The overall effect of this Alpine environment is a higher energy yield, particularly in the winter months. It was thus a bold but winning decision. Söderström points out: "There is nothing new or exceptional about floating solar farms, and there are many examples around the world, but this is the first one that has to withstand the harsh climatic conditions of an Alpine winter. It stands as both an addition and a testament to Swiss expertise." According to SFOE figures, electricity from renewable sources accounted for around 75% of Switzerland's electricity consumption and 62% of electricity production in 2019.

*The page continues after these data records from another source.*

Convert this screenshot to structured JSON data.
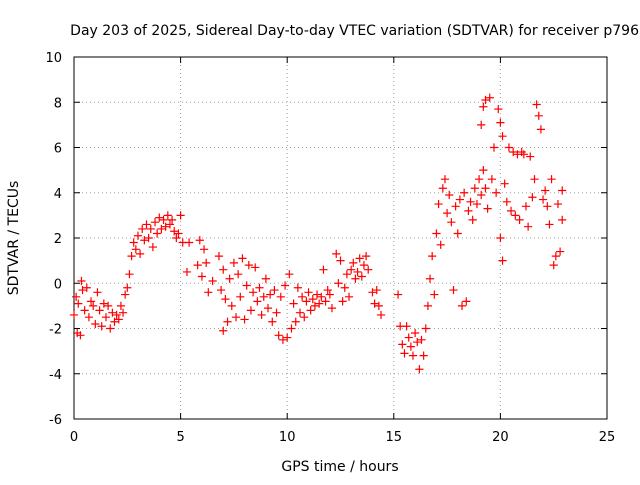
{
  "chart_data": {
    "type": "scatter",
    "title": "Day 203 of 2025, Sidereal Day-to-day VTEC variation (SDTVAR) for receiver p796",
    "xlabel": "GPS time / hours",
    "ylabel": "SDTVAR / TECUs",
    "xlim": [
      0,
      25
    ],
    "ylim": [
      -6,
      10
    ],
    "x_ticks": [
      0,
      5,
      10,
      15,
      20,
      25
    ],
    "y_ticks": [
      -6,
      -4,
      -2,
      0,
      2,
      4,
      6,
      8,
      10
    ],
    "x_tick_labels": [
      "0",
      "5",
      "10",
      "15",
      "20",
      "25"
    ],
    "y_tick_labels": [
      "-6",
      "-4",
      "-2",
      "0",
      "2",
      "4",
      "6",
      "8",
      "10"
    ],
    "grid": true,
    "marker": "+",
    "color": "#ff0000",
    "series": [
      {
        "name": "SDTVAR",
        "points": [
          [
            0.0,
            -1.4
          ],
          [
            0.1,
            -0.6
          ],
          [
            0.15,
            -2.2
          ],
          [
            0.2,
            -0.9
          ],
          [
            0.3,
            -2.3
          ],
          [
            0.35,
            0.1
          ],
          [
            0.4,
            -0.3
          ],
          [
            0.5,
            -1.2
          ],
          [
            0.6,
            -0.2
          ],
          [
            0.7,
            -1.5
          ],
          [
            0.8,
            -0.8
          ],
          [
            0.9,
            -1.0
          ],
          [
            1.0,
            -1.8
          ],
          [
            1.1,
            -0.4
          ],
          [
            1.2,
            -1.2
          ],
          [
            1.3,
            -1.9
          ],
          [
            1.4,
            -0.9
          ],
          [
            1.5,
            -1.5
          ],
          [
            1.6,
            -1.0
          ],
          [
            1.7,
            -2.0
          ],
          [
            1.8,
            -1.3
          ],
          [
            1.9,
            -1.7
          ],
          [
            2.0,
            -1.4
          ],
          [
            2.1,
            -1.6
          ],
          [
            2.2,
            -1.0
          ],
          [
            2.3,
            -1.3
          ],
          [
            2.4,
            -0.5
          ],
          [
            2.5,
            -0.2
          ],
          [
            2.6,
            0.4
          ],
          [
            2.7,
            1.2
          ],
          [
            2.8,
            1.8
          ],
          [
            2.9,
            1.5
          ],
          [
            3.0,
            2.1
          ],
          [
            3.1,
            1.3
          ],
          [
            3.2,
            2.4
          ],
          [
            3.3,
            1.9
          ],
          [
            3.4,
            2.6
          ],
          [
            3.5,
            2.0
          ],
          [
            3.6,
            2.4
          ],
          [
            3.7,
            1.6
          ],
          [
            3.8,
            2.7
          ],
          [
            3.9,
            2.2
          ],
          [
            4.0,
            2.9
          ],
          [
            4.1,
            2.4
          ],
          [
            4.2,
            2.8
          ],
          [
            4.3,
            2.5
          ],
          [
            4.4,
            3.0
          ],
          [
            4.5,
            2.6
          ],
          [
            4.6,
            2.8
          ],
          [
            4.7,
            2.3
          ],
          [
            4.8,
            2.0
          ],
          [
            4.9,
            2.2
          ],
          [
            5.0,
            3.0
          ],
          [
            5.1,
            1.8
          ],
          [
            5.3,
            0.5
          ],
          [
            5.4,
            1.8
          ],
          [
            5.8,
            0.8
          ],
          [
            5.9,
            1.9
          ],
          [
            6.0,
            0.3
          ],
          [
            6.1,
            1.5
          ],
          [
            6.2,
            0.9
          ],
          [
            6.3,
            -0.4
          ],
          [
            6.5,
            0.1
          ],
          [
            6.8,
            1.2
          ],
          [
            6.9,
            -0.3
          ],
          [
            7.0,
            0.6
          ],
          [
            7.0,
            -2.1
          ],
          [
            7.1,
            -0.7
          ],
          [
            7.2,
            -1.7
          ],
          [
            7.3,
            0.2
          ],
          [
            7.4,
            -1.0
          ],
          [
            7.5,
            0.9
          ],
          [
            7.6,
            -1.5
          ],
          [
            7.7,
            0.4
          ],
          [
            7.8,
            -0.6
          ],
          [
            7.9,
            1.1
          ],
          [
            8.0,
            -1.6
          ],
          [
            8.1,
            -0.1
          ],
          [
            8.2,
            0.8
          ],
          [
            8.3,
            -1.2
          ],
          [
            8.4,
            -0.4
          ],
          [
            8.5,
            0.7
          ],
          [
            8.6,
            -0.8
          ],
          [
            8.7,
            -0.2
          ],
          [
            8.8,
            -1.4
          ],
          [
            8.9,
            -0.6
          ],
          [
            9.0,
            0.2
          ],
          [
            9.1,
            -1.1
          ],
          [
            9.2,
            -0.5
          ],
          [
            9.3,
            -1.7
          ],
          [
            9.4,
            -0.3
          ],
          [
            9.5,
            -1.3
          ],
          [
            9.6,
            -2.3
          ],
          [
            9.7,
            -0.6
          ],
          [
            9.8,
            -2.5
          ],
          [
            9.9,
            -0.1
          ],
          [
            10.0,
            -2.4
          ],
          [
            10.1,
            0.4
          ],
          [
            10.2,
            -2.0
          ],
          [
            10.3,
            -0.9
          ],
          [
            10.4,
            -1.7
          ],
          [
            10.5,
            -0.2
          ],
          [
            10.6,
            -1.3
          ],
          [
            10.7,
            -0.6
          ],
          [
            10.8,
            -1.5
          ],
          [
            10.9,
            -0.8
          ],
          [
            11.0,
            -0.4
          ],
          [
            11.1,
            -1.2
          ],
          [
            11.2,
            -0.7
          ],
          [
            11.3,
            -1.0
          ],
          [
            11.4,
            -0.5
          ],
          [
            11.5,
            -0.9
          ],
          [
            11.6,
            -0.6
          ],
          [
            11.7,
            0.6
          ],
          [
            11.8,
            -0.8
          ],
          [
            11.9,
            -0.3
          ],
          [
            12.0,
            -0.5
          ],
          [
            12.1,
            -1.1
          ],
          [
            12.3,
            1.3
          ],
          [
            12.4,
            0.0
          ],
          [
            12.5,
            1.0
          ],
          [
            12.6,
            -0.8
          ],
          [
            12.7,
            -0.2
          ],
          [
            12.8,
            0.4
          ],
          [
            12.9,
            -0.6
          ],
          [
            13.0,
            0.6
          ],
          [
            13.1,
            0.9
          ],
          [
            13.2,
            0.2
          ],
          [
            13.3,
            0.5
          ],
          [
            13.4,
            1.1
          ],
          [
            13.5,
            0.3
          ],
          [
            13.6,
            0.8
          ],
          [
            13.7,
            1.2
          ],
          [
            13.8,
            0.6
          ],
          [
            14.0,
            -0.4
          ],
          [
            14.1,
            -0.9
          ],
          [
            14.2,
            -0.3
          ],
          [
            14.3,
            -1.0
          ],
          [
            14.4,
            -1.4
          ],
          [
            15.2,
            -0.5
          ],
          [
            15.3,
            -1.9
          ],
          [
            15.4,
            -2.7
          ],
          [
            15.5,
            -3.1
          ],
          [
            15.6,
            -1.9
          ],
          [
            15.7,
            -2.4
          ],
          [
            15.8,
            -2.8
          ],
          [
            15.9,
            -3.2
          ],
          [
            16.0,
            -2.2
          ],
          [
            16.1,
            -2.6
          ],
          [
            16.2,
            -3.8
          ],
          [
            16.3,
            -2.5
          ],
          [
            16.4,
            -3.2
          ],
          [
            16.5,
            -2.0
          ],
          [
            16.6,
            -1.0
          ],
          [
            16.7,
            0.2
          ],
          [
            16.8,
            1.2
          ],
          [
            16.9,
            -0.5
          ],
          [
            17.0,
            2.2
          ],
          [
            17.1,
            3.5
          ],
          [
            17.2,
            1.7
          ],
          [
            17.3,
            4.2
          ],
          [
            17.4,
            4.6
          ],
          [
            17.5,
            3.1
          ],
          [
            17.6,
            3.9
          ],
          [
            17.7,
            2.7
          ],
          [
            17.8,
            -0.3
          ],
          [
            17.9,
            3.4
          ],
          [
            18.0,
            2.2
          ],
          [
            18.1,
            3.7
          ],
          [
            18.2,
            -1.0
          ],
          [
            18.3,
            4.0
          ],
          [
            18.4,
            -0.8
          ],
          [
            18.5,
            3.2
          ],
          [
            18.6,
            3.6
          ],
          [
            18.7,
            2.8
          ],
          [
            18.8,
            4.2
          ],
          [
            18.9,
            3.5
          ],
          [
            19.0,
            4.6
          ],
          [
            19.1,
            3.9
          ],
          [
            19.1,
            7.0
          ],
          [
            19.2,
            5.0
          ],
          [
            19.2,
            7.8
          ],
          [
            19.3,
            4.2
          ],
          [
            19.3,
            8.1
          ],
          [
            19.4,
            3.3
          ],
          [
            19.5,
            8.2
          ],
          [
            19.6,
            4.6
          ],
          [
            19.7,
            6.0
          ],
          [
            19.8,
            4.0
          ],
          [
            19.9,
            7.7
          ],
          [
            20.0,
            2.0
          ],
          [
            20.0,
            7.1
          ],
          [
            20.1,
            1.0
          ],
          [
            20.1,
            6.5
          ],
          [
            20.2,
            4.4
          ],
          [
            20.3,
            3.6
          ],
          [
            20.4,
            6.0
          ],
          [
            20.5,
            3.2
          ],
          [
            20.6,
            5.8
          ],
          [
            20.7,
            3.0
          ],
          [
            20.8,
            5.7
          ],
          [
            20.9,
            2.8
          ],
          [
            21.0,
            5.8
          ],
          [
            21.1,
            5.7
          ],
          [
            21.2,
            3.4
          ],
          [
            21.3,
            2.5
          ],
          [
            21.4,
            5.6
          ],
          [
            21.5,
            3.8
          ],
          [
            21.6,
            4.6
          ],
          [
            21.7,
            7.9
          ],
          [
            21.8,
            7.4
          ],
          [
            21.9,
            6.8
          ],
          [
            22.0,
            3.7
          ],
          [
            22.1,
            4.1
          ],
          [
            22.2,
            3.4
          ],
          [
            22.3,
            2.6
          ],
          [
            22.4,
            4.6
          ],
          [
            22.5,
            0.8
          ],
          [
            22.6,
            1.2
          ],
          [
            22.7,
            3.5
          ],
          [
            22.8,
            1.4
          ],
          [
            22.9,
            4.1
          ],
          [
            22.9,
            2.8
          ]
        ]
      }
    ]
  }
}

This world-first project is drawing much interest from electricity companies around the world and has even become a tourist attraction in the region. "We are in contact with other electricity suppliers in Switzerland and Europe with a view to exporting our technology," says Fuchs. The mayor of Bourg-Saint-Pierre, Gilbert Tornare, adds: "Here at the end of the valley, we live off what few natural resources we have – sunshine, water and wind. So we welcomed this project with great interest and enthusiasm. And we get quite a few tourists coming to look at our floating solar farm. This project is good for our energy independence – but also for our economic survival as a region."
2021 Watt d'Or award
The Lac des Toules solar project has cost CHF 2.35 million to date. It currently produces 800,000 kWh of electricity per year, which is enough to power 220 households. In recognition of its pioneering technology, Romande Energie was awarded the SFOE's 2021 Watt d'Or in the Renewable Energy category. However, the current structure – while efficient – is still only a demonstration project. As Fuchs reveals, Romande Energie has much bigger plans for the future, with a larger and more permanent structure to be built on the same lake in 2022: "The goal is to produce 22 million kWh per year, enough power for some 6,100 households." Romande Energie hopes to obtain planning permission for its new system in early 2021.